Different mechanisms involved in liraglutide and glucagon-like peptide-1 vasodilatation in rat mesenteric small arteries

BACKGROUND AND PURPOSE: Glucagon-like peptide-1 (GLP-1) is an incretin hormone that regulates insulin biosynthesis and secretion in a glucose-dependent manner, and has been reported to induce vasodilatation. Here, the aim was to examine the possible vasorelaxant effect of GLP-1 and the underlying mechanisms.

EXPERIMENTAL APPROACH: Rat mesenteric arteries (diameter ≈ 200-400 μm) and human subcutaneous arteries were mounted in microvascular myographs for isometric tension recordings. The effect of GLP-1 on vascular responses was examined at normoglycemic conditions and at high glucose.

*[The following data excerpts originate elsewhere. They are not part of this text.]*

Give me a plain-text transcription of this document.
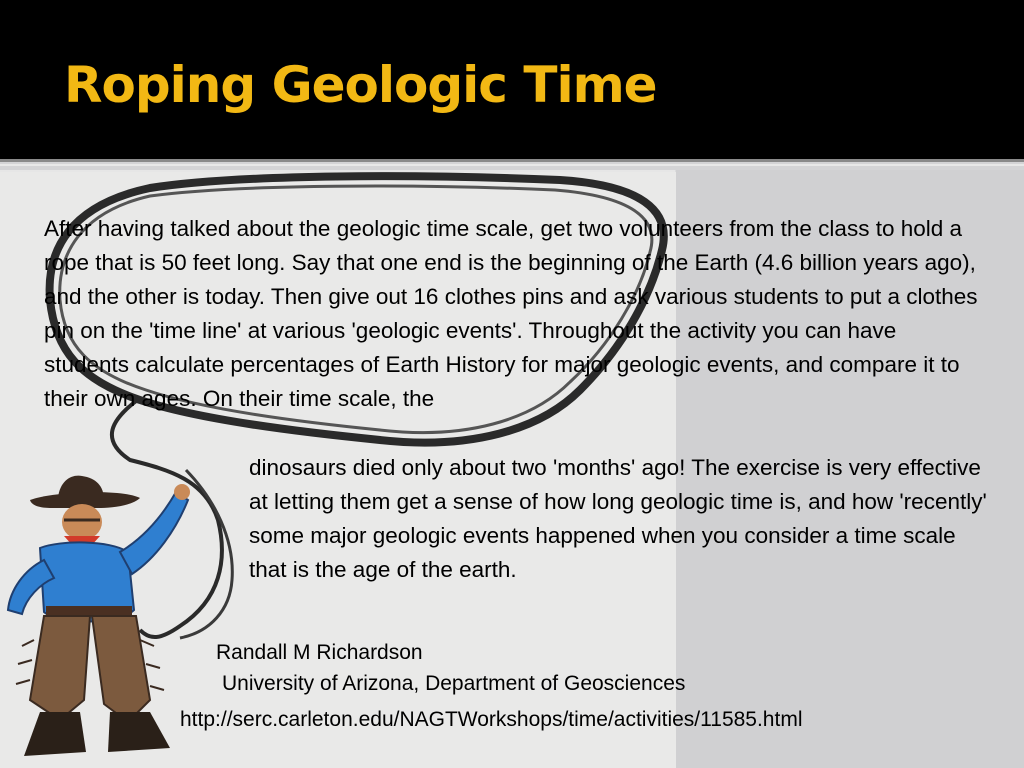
Roping Geologic Time

After having talked about the geologic time scale, get two volunteers from the class to hold a rope that is 50 feet long. Say that one end is the beginning of the Earth (4.6 billion years ago), and the other is today. Then give out 16 clothes pins and ask various students to put a clothes pin on the 'time line' at various 'geologic events'. Throughout the activity you can have students calculate percentages of Earth History for major geologic events, and compare it to their own ages. On their time scale, the

dinosaurs died only about two 'months' ago! The exercise is very effective at letting them get a sense of how long geologic time is, and how 'recently' some major geologic events happened when you consider a time scale that is the age of the earth.

Randall M Richardson
University of Arizona, Department of Geosciences
http://serc.carleton.edu/NAGTWorkshops/time/activities/11585.html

KEY RESULTS: In rat mesenteric arteries and human subcutaneous arteries without branches, physiological concentrations (1-100 nM) of GLP-1(7-36) and liraglutide failed to cause relaxation, or affect contractions evoked by electrical field stimulation. In contrast to GLP-1(7-36), liraglutide induced relaxations antagonized by the GLP-1 receptor antagonist, exendin-(9-39) in branched mesenteric arteries. In contrast to liraglutide, GLP-1 leftward shifted concentration relaxation curves for bradykinin in subcutaneous arteries from patients with peripheral arterial disesase, an effect insensitive to exendin-(9-39). In normoglycemic conditions neither GLP-1 nor liraglutide changed acetylcholine relaxation in rat mesenteric arteries. In arteries exposed to 40 mM glucose, GLP-1, in contrast to liraglutide, potentiated acetylcholine-induced relaxation by a mechanism that was not antagonized by exendin-(9-39). GLP-1 decreased superoxide levels measured with dihydroethidium in rat mesenteric arteries exposed to 40 mM glucose.

CONCLUSION AND IMPLICATIONS: Our findings suggest that a GLP-1 receptor-dependent mechanism is involved in liraglutide relaxation in branched arteries in normoglycemic conditions, while GLP-1 inhibition of vascular superoxide levels contributes to GLP-1 receptor-independent potentiation of endothelium-dependent vasodilatation in hyperglycemia.